In response to Hariri’s refusal, Hezbollah and its allies resigned from the Cabinet, thereby forcing the government’s collapse. Both sides then began scrambling to secure the support of at least 65 lawmakers, the number needed to form a government in Lebanon’s 128-seat Parliament. On January 24, Hezbollah succeeded in securing that support. This set the stage for the group to name its own candidate, billionaire businessman Najib Mikati, as the nation’s next prime minister.
In August 2011, Walid Sakariya — a Hezbollah member of Lebanon’s parliament — predicted that Israel would be destroyed by a “Shiite crescent” in a war with hundreds of thousands of deaths. This war, he said, could commence after two things happened: (a) Iraq was absorbed into Iran’s bloc after a U.S. troop withdrawal from Iraq, and (b) the Syrian regime managed to put down the popular uprising against it. Those prerequisites, Sakariya explained, would enable the formation of an Iranian-Syrian-Hezbollah axis capable of mobilizing more than 100 million people in a war against Israel.

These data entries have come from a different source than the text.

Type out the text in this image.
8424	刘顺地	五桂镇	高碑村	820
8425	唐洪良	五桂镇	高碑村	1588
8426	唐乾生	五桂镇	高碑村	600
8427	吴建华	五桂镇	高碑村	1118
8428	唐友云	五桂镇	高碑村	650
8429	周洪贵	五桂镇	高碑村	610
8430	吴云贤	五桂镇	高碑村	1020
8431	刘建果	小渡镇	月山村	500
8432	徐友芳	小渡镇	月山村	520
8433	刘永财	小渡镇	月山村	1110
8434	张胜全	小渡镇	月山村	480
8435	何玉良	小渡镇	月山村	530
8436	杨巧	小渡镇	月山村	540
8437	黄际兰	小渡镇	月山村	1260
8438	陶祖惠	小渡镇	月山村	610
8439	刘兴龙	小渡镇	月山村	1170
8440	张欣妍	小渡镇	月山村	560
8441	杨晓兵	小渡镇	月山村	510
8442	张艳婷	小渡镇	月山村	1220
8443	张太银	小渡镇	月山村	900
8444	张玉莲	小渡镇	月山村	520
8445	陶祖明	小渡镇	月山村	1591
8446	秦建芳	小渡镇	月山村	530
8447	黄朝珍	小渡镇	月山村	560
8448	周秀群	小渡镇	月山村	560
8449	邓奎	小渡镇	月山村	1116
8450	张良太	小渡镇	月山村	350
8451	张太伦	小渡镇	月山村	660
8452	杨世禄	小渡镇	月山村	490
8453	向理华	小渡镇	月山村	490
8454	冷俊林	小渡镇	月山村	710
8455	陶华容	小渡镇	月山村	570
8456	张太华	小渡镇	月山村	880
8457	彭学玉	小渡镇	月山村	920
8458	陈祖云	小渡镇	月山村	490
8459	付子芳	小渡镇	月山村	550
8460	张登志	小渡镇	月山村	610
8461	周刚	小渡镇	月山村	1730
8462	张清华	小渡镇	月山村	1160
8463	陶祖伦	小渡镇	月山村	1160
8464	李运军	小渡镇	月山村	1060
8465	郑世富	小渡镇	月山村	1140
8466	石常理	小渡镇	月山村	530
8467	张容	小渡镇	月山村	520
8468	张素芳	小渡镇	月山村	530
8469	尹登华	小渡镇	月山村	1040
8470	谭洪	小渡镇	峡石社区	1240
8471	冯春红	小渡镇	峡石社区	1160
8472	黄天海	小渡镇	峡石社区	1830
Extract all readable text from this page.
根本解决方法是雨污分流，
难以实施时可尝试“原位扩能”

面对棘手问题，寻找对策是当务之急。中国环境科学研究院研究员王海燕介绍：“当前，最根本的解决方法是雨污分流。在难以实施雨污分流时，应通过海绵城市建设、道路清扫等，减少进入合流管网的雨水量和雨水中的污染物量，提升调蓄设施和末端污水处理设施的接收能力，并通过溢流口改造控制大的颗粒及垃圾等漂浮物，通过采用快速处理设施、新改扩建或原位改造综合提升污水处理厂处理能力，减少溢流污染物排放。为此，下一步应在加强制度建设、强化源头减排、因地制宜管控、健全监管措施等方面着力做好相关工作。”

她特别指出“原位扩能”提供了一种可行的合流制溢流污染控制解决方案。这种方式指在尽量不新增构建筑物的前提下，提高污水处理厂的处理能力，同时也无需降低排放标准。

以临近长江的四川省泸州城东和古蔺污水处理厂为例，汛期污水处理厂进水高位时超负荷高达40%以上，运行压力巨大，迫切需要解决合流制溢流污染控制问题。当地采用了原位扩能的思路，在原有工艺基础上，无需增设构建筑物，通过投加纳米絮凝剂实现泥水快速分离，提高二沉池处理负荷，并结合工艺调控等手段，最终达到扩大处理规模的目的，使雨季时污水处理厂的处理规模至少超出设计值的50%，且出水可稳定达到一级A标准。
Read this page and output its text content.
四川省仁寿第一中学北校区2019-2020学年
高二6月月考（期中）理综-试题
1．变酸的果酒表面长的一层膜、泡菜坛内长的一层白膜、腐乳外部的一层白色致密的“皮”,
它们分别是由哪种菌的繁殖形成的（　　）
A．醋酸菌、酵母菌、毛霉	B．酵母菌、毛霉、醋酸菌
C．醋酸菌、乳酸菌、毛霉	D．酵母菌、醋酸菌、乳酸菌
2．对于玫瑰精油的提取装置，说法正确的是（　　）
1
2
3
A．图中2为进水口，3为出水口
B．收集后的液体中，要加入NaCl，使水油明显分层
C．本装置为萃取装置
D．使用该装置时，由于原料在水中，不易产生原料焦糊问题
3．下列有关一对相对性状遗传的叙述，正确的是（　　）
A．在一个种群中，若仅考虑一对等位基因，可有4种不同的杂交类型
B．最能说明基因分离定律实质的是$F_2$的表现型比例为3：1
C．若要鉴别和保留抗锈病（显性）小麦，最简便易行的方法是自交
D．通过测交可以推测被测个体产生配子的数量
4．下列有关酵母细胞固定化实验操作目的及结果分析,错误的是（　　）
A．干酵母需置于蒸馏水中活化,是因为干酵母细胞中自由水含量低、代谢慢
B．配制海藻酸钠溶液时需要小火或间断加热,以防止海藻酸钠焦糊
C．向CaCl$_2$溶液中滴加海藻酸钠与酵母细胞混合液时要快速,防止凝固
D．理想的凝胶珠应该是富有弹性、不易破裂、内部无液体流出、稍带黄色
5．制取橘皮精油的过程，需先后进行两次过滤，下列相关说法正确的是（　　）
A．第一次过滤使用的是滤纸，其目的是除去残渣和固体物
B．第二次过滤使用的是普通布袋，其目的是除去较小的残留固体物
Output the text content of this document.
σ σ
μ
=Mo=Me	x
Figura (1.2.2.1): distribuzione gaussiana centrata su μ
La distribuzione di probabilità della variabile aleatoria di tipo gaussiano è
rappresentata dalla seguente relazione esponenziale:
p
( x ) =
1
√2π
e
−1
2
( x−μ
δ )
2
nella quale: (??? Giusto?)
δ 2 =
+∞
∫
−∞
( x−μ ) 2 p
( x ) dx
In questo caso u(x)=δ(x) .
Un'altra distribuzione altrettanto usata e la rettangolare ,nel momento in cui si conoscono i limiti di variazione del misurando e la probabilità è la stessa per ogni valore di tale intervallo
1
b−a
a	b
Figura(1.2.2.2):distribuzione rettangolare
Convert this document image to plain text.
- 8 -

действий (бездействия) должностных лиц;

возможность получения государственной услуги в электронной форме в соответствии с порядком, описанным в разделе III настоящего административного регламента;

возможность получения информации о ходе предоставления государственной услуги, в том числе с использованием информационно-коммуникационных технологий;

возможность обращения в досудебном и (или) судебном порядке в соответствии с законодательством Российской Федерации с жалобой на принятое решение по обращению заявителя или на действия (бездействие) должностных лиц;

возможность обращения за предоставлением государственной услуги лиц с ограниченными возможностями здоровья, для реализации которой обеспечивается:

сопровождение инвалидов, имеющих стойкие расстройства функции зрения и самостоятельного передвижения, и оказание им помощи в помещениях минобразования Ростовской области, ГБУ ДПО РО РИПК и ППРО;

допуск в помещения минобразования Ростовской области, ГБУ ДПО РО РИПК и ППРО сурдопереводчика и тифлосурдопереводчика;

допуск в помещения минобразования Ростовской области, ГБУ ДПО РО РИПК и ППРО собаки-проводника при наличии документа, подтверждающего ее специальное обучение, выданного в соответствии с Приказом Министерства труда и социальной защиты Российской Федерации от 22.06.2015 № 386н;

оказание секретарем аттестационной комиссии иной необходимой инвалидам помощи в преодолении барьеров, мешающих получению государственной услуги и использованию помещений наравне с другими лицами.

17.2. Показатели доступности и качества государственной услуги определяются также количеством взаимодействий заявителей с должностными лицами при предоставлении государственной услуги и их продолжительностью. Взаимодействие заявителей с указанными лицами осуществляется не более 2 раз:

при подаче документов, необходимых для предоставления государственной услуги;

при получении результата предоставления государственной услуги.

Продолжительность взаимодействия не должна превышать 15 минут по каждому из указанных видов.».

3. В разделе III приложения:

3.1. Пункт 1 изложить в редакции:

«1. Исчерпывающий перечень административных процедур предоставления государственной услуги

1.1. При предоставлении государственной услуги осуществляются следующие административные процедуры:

In September 2011, the Italian daily Corriere della Sera reported that Hezbollah is setting up a base of operations in Cuba in order to extend its ability to reach Israeli targets in Latin America. According to the Tel Aviv daily Yedioth Ahronoth, three Hezbollah members had already arrived in Cuba to set up the base, which was to “include 23 operatives, hand-picked by Talal Hamia, a senior member tasked with heading the covert operation.” Hezbollah referred to the project as “The Caribbean Case.”
On May 9, 2013 — a week after Israel had bombed Iranian missiles that were sent to Syria for delivery to Hezbollah — Hezbollah supreme leader Hassan Nasrallah boasted that the Syrian regime of Bashar al-Assad would ship “game-changing” weapons to the terrorist organization.